Eight Point Ordinal Scale

  1. Not hospitalized, no limitations of activities
  2. Not hospitalized, limitation of activities or home oxygen requirement
  3. Hospitalized for infection control reasons, but no need for oxygen or ongoing medical care
  4. Hospitalized, no oxygen requirement but ongoing medical care
  5. Hospitalized, requiring oxygen
  6. Hospitalized, requiring high flow oxygen devices or NIV
  7. Hospitalized, receiving mechanical ventilation or ECMO
  8. Death

This change in primary outcome was made by trial statisticians blinded to outcome data based upon an evolving global understanding of the protracted time course of COVID-19. Due to the protracted time course, they were concerned that any benefits of remdesivir may not be revealed within the originally planned 15 dayss

The key secondary outcome, as noted above, was difference in clinical status on the ordinal scale at day 15.

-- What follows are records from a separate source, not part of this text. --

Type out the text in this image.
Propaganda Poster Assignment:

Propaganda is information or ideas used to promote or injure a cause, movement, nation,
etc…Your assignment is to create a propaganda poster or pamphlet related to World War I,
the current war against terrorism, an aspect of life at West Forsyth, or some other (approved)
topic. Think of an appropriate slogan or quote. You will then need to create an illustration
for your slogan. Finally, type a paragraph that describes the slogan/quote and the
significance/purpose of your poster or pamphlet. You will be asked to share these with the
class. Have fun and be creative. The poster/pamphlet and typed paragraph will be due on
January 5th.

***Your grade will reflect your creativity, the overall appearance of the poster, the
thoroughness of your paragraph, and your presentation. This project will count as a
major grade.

Other secondary outcomes included mortality at day 14 and day 28, and adverse events.

A total of 1063 patients were enrolled, and the data and safety monitoring board conducted an interim analysis on April 27, 2020. Based on their interim analysis, they decided to release the results to the National Institute of Allergy and Infectious Disease (NIAID), which subsequently made them public. This paper presents the results of this preliminary analysis, with data recorded up to April 28, 2020. By that date, 391 patients assigned to remdesivir and 340 assigned to placebo had completed the 29-day follow-up period, recovered, or died, while 132 remdesivir patients and 169 placebo patients had not yet completed the 29-day follow-up and thus provided incomplete results. The treatment assignment of patients was unblinded to treating physicians at this time, meaning that future follow up data will not be double blinded.

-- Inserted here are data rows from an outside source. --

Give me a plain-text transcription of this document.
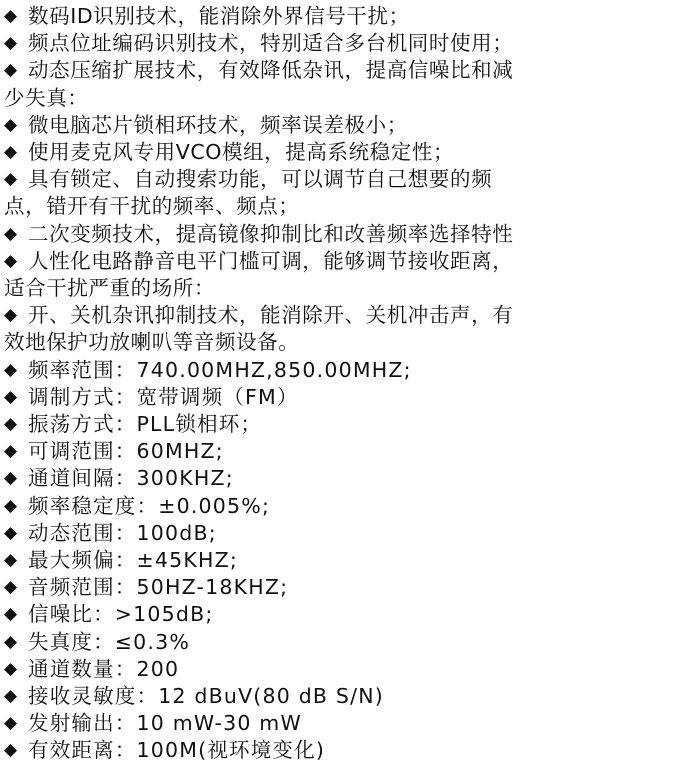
◆ 数码ID识别技术，能消除外界信号干扰；
◆ 频点位址编码识别技术，特别适合多台机同时使用；
◆ 动态压缩扩展技术，有效降低杂讯，提高信噪比和减
少失真：
◆ 微电脑芯片锁相环技术，频率误差极小；
◆ 使用麦克风专用VCO模组，提高系统稳定性；
◆ 具有锁定、自动搜索功能，可以调节自己想要的频
点，错开有干扰的频率、频点；
◆ 二次变频技术，提高镜像抑制比和改善频率选择特性
◆ 人性化电路静音电平门槛可调，能够调节接收距离，
适合干扰严重的场所：
◆ 开、关机杂讯抑制技术，能消除开、关机冲击声，有
效地保护功放喇叭等音频设备。
◆ 频率范围：740.00MHZ,850.00MHZ;
◆ 调制方式：宽带调频（FM）
◆ 振荡方式：PLL锁相环；
◆ 可调范围：60MHZ;
◆ 通道间隔：300KHZ;
◆ 频率稳定度：±0.005%;
◆ 动态范围：100dB;
◆ 最大频偏：±45KHZ;
◆ 音频范围：50HZ-18KHZ;
◆ 信噪比：>105dB;
◆ 失真度：≤0.3%
◆ 通道数量：200
◆ 接收灵敏度：12 dBuV(80 dB S/N)
◆ 发射输出：10 mW-30 mW
◆ 有效距离：100M(视环境变化)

On average, patients were randomized 9 days after symptom onset. The primary outcome, time to recovery, was significantly reduced in the remdesivir group (11 days vs 15 days, rate ratio: 1.32, 95% CI: 1.12-1.55), with a similar result when adjusted for baseline ordinal score. The key secondary outcome, improvement on the ordinal scale, was also significantly better in the remdesivir group (odds ratio for improvement: 1.50, 95% CI: 1.18-1.91). Mortality at 14 days was 7.1% in the remdesivir group vs 11.9% in the placebo group but nonsignificant (hazard ratio: 0.70, 95% CI: 0.47-1.04). Mortality at 28 days was not reported due to the high number of patients who had not yet been followed for the complete 29-day enrollment period. Adverse events were not worse in the remdesivir group.

• International randomized controlled trial
• Larger enrollment than previous trials
• Patient-oriented outcomes

• Primary outcome changed mid-trial (more discussion to follow)
• Preliminary results of an interim analysis without full follow-up data
• Significant variation in health system response to the COVID-19 crisis may raise questions about external validity.

This is the first major trial to suggest benefit from remdesivir for hospitalized COVID-19 patients. The authors provide sufficient justification for the change in primary outcome, and the original primary outcome also showed a benefit in the remdesivir group. Mortality difference was close to significant, which has generated a lot of press, but conclusions should not be drawn until we see the results of complete follow up for all trial patients. It is possible that remdesivir could delay death in patients past the 14-day mark but not actually improve overall mortality, and full follow up will be needed to answer this question. It is unfortunate that the treatment assignment was unblinded to physicians after these results were released, as it will raise otherwise unnecessary questions about the validity of the full results of the study.

Finally, the study's authors point out that despite any benefits, mortality is still very high in the remdesivir group. Though remdesivir should be incorporated as a treatment in hospitals, it should not be considered a silver bullet but should instead be thoughtfully incorporated into a broader response to the pandemic.


  1. Beigel JH, Tomashek KM, Dodd LE, et al. Remdesivir for the Treatment of COVID-19 — Preliminary Report. N Engl J Med. 2020 (ACTT-1).
  2. Wang Y, Zhang D, Du G, et al. Remdesivir in adults with severe COVID-19: a randomised, double-blind, placebo-controlled, multicentre trial. The Lancet. 2020.